Friday, October 29, 2010

There's a drumming noise inside my head

well well well.... i've been thinking about writing and being creative so much, that it's actually killed my boner for anything creative... make sense?? example: i think about writing on here so often, it's crazy, i only get on here a few times a year haha, but every time i do want to log in i feel like what i write should have a common thread, a theme, color, a more specific point of view like 'blog by a stoner gay server', 'through the eyes of a german underachiever', 'my life as a domesticated gay sex addict,' stuff like that... but fuck it... it's for me, i don't give a shit who reads it, and it's about a german gay kid in florida who loves porn, art, is battling addictions, and maybe some undiagnosed personality disorders and all the other weirdo things i'll judge myself to be. mmmh, this also explains the lack in comments i guess, no demographic hehe... actually, whatever, just the knowing that my thoughts are out there in the universe somewhere gives me a nice calming relief... maybe because I wish one might make the effort to find this when I meet them in person, just to get to know me more, but really... i guess organizing my thoughts in this way just makes me more aware of myself.
Sooooo, i'm currently transitioning from St.
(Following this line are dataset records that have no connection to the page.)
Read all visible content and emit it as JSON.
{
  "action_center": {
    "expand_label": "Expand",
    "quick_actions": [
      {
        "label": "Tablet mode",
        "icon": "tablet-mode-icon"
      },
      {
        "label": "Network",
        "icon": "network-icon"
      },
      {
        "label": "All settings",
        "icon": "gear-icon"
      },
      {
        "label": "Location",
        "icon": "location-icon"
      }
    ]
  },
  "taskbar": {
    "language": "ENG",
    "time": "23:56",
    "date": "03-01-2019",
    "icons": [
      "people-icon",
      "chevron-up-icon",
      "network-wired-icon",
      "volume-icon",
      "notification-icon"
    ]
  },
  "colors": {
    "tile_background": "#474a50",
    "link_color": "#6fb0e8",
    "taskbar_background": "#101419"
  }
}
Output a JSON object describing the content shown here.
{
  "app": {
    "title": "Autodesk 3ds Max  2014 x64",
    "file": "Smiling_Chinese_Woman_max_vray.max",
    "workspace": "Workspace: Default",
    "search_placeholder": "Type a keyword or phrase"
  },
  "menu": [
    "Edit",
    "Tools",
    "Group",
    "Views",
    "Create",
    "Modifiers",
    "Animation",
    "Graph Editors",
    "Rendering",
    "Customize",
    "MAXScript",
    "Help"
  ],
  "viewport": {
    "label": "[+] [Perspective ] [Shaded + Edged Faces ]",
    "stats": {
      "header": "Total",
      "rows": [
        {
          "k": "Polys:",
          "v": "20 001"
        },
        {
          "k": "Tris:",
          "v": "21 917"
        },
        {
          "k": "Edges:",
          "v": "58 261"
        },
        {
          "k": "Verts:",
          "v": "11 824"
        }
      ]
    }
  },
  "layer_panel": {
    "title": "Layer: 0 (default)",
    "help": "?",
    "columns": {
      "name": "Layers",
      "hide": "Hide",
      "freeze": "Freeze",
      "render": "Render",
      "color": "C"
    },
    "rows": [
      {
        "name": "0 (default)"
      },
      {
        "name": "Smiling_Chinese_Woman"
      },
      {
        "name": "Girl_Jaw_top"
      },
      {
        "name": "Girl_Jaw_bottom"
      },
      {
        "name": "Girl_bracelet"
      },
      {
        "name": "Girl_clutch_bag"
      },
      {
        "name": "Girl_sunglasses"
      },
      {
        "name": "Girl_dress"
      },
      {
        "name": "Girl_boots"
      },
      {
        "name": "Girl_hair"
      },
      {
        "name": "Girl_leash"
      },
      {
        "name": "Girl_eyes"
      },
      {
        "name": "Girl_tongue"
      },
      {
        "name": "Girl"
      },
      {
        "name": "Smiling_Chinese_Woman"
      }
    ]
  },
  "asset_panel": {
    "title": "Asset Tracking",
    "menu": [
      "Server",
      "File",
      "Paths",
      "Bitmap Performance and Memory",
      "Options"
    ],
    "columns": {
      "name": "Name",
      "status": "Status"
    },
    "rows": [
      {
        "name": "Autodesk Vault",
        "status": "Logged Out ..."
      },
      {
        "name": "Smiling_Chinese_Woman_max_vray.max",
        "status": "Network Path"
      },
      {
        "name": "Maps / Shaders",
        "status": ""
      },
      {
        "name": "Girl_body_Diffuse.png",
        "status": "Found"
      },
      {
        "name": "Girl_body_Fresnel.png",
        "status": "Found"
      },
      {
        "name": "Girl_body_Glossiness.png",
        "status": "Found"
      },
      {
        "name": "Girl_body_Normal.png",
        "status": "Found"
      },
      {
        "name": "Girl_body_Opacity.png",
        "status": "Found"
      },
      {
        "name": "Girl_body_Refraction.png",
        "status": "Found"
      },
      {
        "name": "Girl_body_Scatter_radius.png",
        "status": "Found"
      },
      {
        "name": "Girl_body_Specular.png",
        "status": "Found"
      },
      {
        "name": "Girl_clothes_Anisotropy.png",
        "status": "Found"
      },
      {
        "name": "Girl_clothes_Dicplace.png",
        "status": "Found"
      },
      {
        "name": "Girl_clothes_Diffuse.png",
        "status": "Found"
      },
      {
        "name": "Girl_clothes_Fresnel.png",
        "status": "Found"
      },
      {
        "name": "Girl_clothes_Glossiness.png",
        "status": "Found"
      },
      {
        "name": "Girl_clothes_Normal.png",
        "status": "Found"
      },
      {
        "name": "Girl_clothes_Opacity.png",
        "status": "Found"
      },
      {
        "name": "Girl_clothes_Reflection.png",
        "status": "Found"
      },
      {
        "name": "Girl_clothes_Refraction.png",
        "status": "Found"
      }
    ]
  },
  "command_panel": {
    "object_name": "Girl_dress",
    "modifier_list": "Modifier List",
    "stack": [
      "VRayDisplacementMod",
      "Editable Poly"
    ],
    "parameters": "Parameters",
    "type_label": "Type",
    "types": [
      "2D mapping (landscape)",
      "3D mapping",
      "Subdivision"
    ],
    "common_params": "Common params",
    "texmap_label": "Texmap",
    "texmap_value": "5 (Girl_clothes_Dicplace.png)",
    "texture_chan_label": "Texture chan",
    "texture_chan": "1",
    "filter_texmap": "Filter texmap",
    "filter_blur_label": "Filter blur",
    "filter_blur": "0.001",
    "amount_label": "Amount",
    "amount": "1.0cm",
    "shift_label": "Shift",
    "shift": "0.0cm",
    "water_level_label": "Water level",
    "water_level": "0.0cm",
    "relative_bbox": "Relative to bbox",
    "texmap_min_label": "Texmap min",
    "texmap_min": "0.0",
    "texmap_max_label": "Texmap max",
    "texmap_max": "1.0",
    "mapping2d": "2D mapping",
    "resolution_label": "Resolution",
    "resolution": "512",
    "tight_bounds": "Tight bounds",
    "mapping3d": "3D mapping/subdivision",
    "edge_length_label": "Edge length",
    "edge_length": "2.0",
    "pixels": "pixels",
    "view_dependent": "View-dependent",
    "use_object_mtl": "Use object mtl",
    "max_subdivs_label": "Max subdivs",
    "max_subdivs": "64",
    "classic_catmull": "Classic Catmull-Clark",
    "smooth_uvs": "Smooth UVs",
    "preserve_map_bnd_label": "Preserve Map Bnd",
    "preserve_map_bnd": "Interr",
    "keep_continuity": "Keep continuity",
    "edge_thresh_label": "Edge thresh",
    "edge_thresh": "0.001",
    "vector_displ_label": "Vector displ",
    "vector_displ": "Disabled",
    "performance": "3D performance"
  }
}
Petersburg to Orlando. Still at Cody's, and training at PF Chang's. It's too bizarre how similar restaurant environments are. Strong individuals with issues, drug problems, money trouble, and underachievers with far more potential than they are willing to realize... I can deferentially see history repeating itself, which is scary. If this doesn't work out, I'm def going for something else than serving... oops, if I still have my training job that is... I'm having a really hard time deciding where my loyalty lies... with Cody's, which has employed me for the past 7 years, or Changs, who I'm currently training for. Today I jeopardized my future job to work in st. pete, and i'm seriously regretting it.... but oh well, what's done is done, and there is no taking back these decisions... just wait, show up for the shift, and pray I don't get sent home. But whatever... all these things don't really matter to me... My lonely wolf of the steps is all i care about... Mark. All I know is that I can't imagine my life without the dude, so whatever I gotta do... suck some ass at Changs, sell my soul, I'm down! It's weird but I'm really unsure about so many things... the decisions I make, my talents, how people perceive me... just like my mom... over-analytical to the point of shaking, puking and self-doubt, but one thing is fo sho... fucking have to be with mark, that's the most important thing.
But yea, my current situation, mixed with my antisocial weirdness is def making this a strange period in my life. My instinct is telling me to find a dark hole and hide, but... not really an option. time to make change, wonder who put a nickel in me...
Ok, one more puffy, glass of water, and then hope my man isn't mad I'm coming to bed an hour after quote-time ;-)

1 comment:

  1. well Im glad you finally posted something, I come here frequently to check up on you :)
    It sounds like you are doing ok, and ready to make some changes. I dont think you give yourself enough credit. A person who was unsure and a slacker would be satisfied with the status quo, and keep things the way they are.safe. Youre not afraid and are ready to make some serious changes. I perceive you as a neat and funny guy. You gave me "little star" and "you know what" Probably the 2 most played on my ipod, I will always think of you, lol Be safe, Be well, and good luck with your future move!